Beteiligungsfinanzierung

Eine Beteiligungsfinanzierung oder Einlagenfinanzierung liegt vor, wenn der Unternehmung durch die Eigentümer (Einzelunternehmung), Miteigentümer (Personengesellschaften) oder Anteilseigner (Kapitalgesellschaften) Eigenkapital von außen zugeführt wird. Das Eigenkapital ergibt sich grundsätzlich als Differenz von Vermögen und Schulden. Soweit Eigenkapital nicht durch Gewinnthesaurierung gebildet wird, er­halten Einzelunternehmen und Personengesellschaften ihr Eigenkapital durch Einlage von privaten Mitteln, d.h. aus den Haushalten des Unternehmers bzw. der Gesell­schafter, die zugleich Eigentümer bzw. Miteigentümer des Unternehmens sind. Ka­pitalgesellschaften beziehen ihr Eigenkapital durch Gewährung von Gesellschafts­rechten an natürliche oder juristische Personen, die an der Unternehmung beteiligt werden.

Bei Personengesellschaften ist eine Mindesthöhe des Eigenkapitals nicht erforder­lich. Für Aktiengesellschaften ist ein Grundkapital in Höhe von 100.000 € und für die GmbH ein Stammkapital in Höhe von 50.000 € vorgeschrieben.

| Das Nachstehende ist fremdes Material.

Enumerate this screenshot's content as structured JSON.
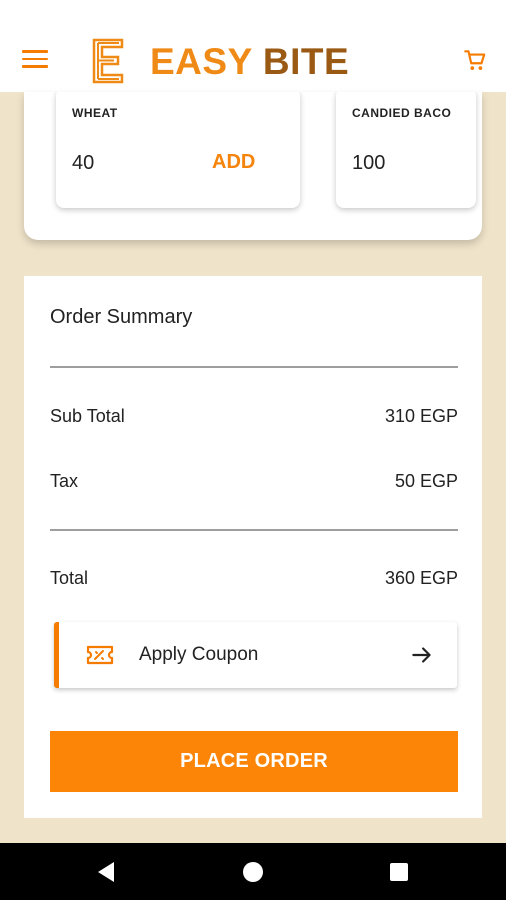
{
  "header": {
    "brand_part1": "EASY",
    "brand_part2": "BITE",
    "menu_icon": "hamburger-menu-icon",
    "cart_icon": "shopping-cart-icon",
    "logo_icon": "easy-bite-logo-icon"
  },
  "products": [
    {
      "name": "WHEAT",
      "price": "40",
      "action": "ADD"
    },
    {
      "name": "CANDIED BACO",
      "price": "100"
    }
  ],
  "summary": {
    "title": "Order Summary",
    "rows": [
      {
        "label": "Sub Total",
        "value": "310 EGP"
      },
      {
        "label": "Tax",
        "value": "50 EGP"
      }
    ],
    "total": {
      "label": "Total",
      "value": "360 EGP"
    },
    "coupon": {
      "label": "Apply Coupon",
      "icon": "ticket-icon",
      "arrow": "arrow-right-icon"
    },
    "place_order_label": "PLACE ORDER"
  },
  "colors": {
    "accent": "#f57c00",
    "button": "#fc8508",
    "background": "#efe3c9",
    "brand_dark": "#9a5a14"
  },
  "navbar": {
    "back_icon": "nav-back-icon",
    "home_icon": "nav-home-icon",
    "recents_icon": "nav-recents-icon"
  }
}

Eigenkapi­tal wird auch als Fundament des Finanzierungsaufbaus von Unternehmen bezeich­net, weil es in aller Regel nur möglich ist, Gläubiger mit Fremdmitteln an der Finanzierung des Unternehmens zu beteiligen, wenn zuvor Eigenkapital in ausrei­chender Höhe zur Verfügung gestellt worden ist. Neben dieser grundsätzlichen Auf­gabe ist das Eigenkapital als Beteiligungsfunktion mit folgenden Funktionen verbun­den:

 

Die Funktionen des Eigenkapitals

Funktionen des Eigenkapitals

 

Errichtungsfunktion

Bei Gründung des Unternehmens ist das Startkapital von den Eigentümern als Be­teiligungska­pital aufzubringen.

Gewinnverteilungsfunktion

Die Gewinnverteilung gemäß Gesetz oder Gesellschaftsvertrag basiert grundsätzlich auf der Höhe des vom einzelnen Gesellschafter einge­legten Beteiligungskapitals.

Finanzierungsfunktion

Mit der Bereitstellung des Startkapitals durch die Eigentümer und später erfol­genden Erhöhun­gen des Beteiligungskapitals ist in der Regel ein Zufluss von Zahlungsmitteln verbunden.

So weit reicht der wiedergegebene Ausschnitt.